Norway is on the rebound - and getting higher
Official elevations in Norway are being readjusted as the country rebounds from the last ice age. Much of the country has risen in elevation by as much as 40 centimetres.
Norway is slowly rising along with its little piece of the Earth’s upper crust. A spot that was 100 metres above sea level a few decades ago doesn’t have that elevation today.
The country is rising by a few millimetres a year.
Blame it on ice that is long gone. During the most recent ice age, the land was pressed down by the weight of glaciers, which sat on top of the country for about 100,000 years. The land is still rebounding, 10,000 years after the glacial ice melted away.
This means that elevations around the country need to updated from time to time, like now.
But it’s not just a question of adding a certain number of centimetres to all elevations.

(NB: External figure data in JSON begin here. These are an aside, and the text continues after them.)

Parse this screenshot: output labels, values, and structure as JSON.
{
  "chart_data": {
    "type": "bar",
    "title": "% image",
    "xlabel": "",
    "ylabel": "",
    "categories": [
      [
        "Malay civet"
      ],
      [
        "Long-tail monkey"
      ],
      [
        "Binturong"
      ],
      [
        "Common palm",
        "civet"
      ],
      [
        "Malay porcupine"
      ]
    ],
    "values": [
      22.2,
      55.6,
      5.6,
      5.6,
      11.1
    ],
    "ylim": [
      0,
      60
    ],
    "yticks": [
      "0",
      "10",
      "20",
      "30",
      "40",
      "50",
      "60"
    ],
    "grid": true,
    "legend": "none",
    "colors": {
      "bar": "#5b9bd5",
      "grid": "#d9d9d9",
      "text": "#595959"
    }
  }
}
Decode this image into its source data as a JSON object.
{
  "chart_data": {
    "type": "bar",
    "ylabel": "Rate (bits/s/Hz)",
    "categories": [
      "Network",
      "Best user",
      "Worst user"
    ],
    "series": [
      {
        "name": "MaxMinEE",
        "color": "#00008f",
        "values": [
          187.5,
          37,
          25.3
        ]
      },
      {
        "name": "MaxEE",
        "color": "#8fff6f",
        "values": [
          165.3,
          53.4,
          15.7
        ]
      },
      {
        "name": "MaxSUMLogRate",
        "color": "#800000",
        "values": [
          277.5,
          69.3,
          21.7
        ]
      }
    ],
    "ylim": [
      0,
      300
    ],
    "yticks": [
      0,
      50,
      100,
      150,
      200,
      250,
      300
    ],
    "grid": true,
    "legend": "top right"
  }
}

As the land rises the sea level is changing too. Measuring techniques have also become much more accurate in recent years and so have the demands for accurate positioning.
To make things even more complicated, the starting point – the standard zero level – has also been altered.
Until now, Norway’s notion of zero metres above the sea was gauged from a spot marked at Tregde, near Mandal on the country’s south coast. Norway has now joined a larger European community by adapting another zero point – Normaal Amsterdams Peil, or NAP.
60 years old
Norway has previously used a system dating back to 1954 – known as NN1954.
“We can do things much better with the methods at our disposal today. The old methods weren’t particularly accurate,” says division manager Per Chr. Bratheim of the Norwegian Mapping Authority.
The new system is called NN2000.
But Norway won't suddenly spring up a few centimetres in a single day. The new elevations are being introduced in steps.
Two different systems will be in use simultaneously until 2016.
“We have practical reasons for not changing everything at the same time. When a municipality adopts the new elevation system it has to turn off updates for a few days while all its databases make conversions. It would be a considerable burden if we tried to do all the municipalities at the same time,” Bratheim says.
Norway has over 400 municipalities.
Trondheim takes a dive
Most of Norway will be gaining altitude through the new system. In general the country is rising the most in inland areas, where the ice sheet was thickest. The town of Trysil, near the border to Sweden, gets the biggest adjustment – 40 cm.
However, there are places along the coast that will be lower. Elevations on the south coast will be on average 10 centimetres lower than they used to be. Not because the land is actually sinking, but because Norway is switching to NAP as its zero point.
Bærum and Trondheim have their own particular stories. The two urban municipalities have not adjusted their elevation systems since 1890. As a result, Bærum will average 36 centimetres higher.
Trondheim has reached its nadir. The country’s third largest city switched to NN2000 two years ago and is now 90 centimetres lower than it was prior to 2011.
Every centimetre counts
Why care about a few centimetres?
The new elevations are important for planners, developers, architects and construction firms.
Exact positions are needed when buildings and roads are constructed. When water and sewage pipes are placed it’s a real advantage to know that gravity will be transporting the contents into the right direction.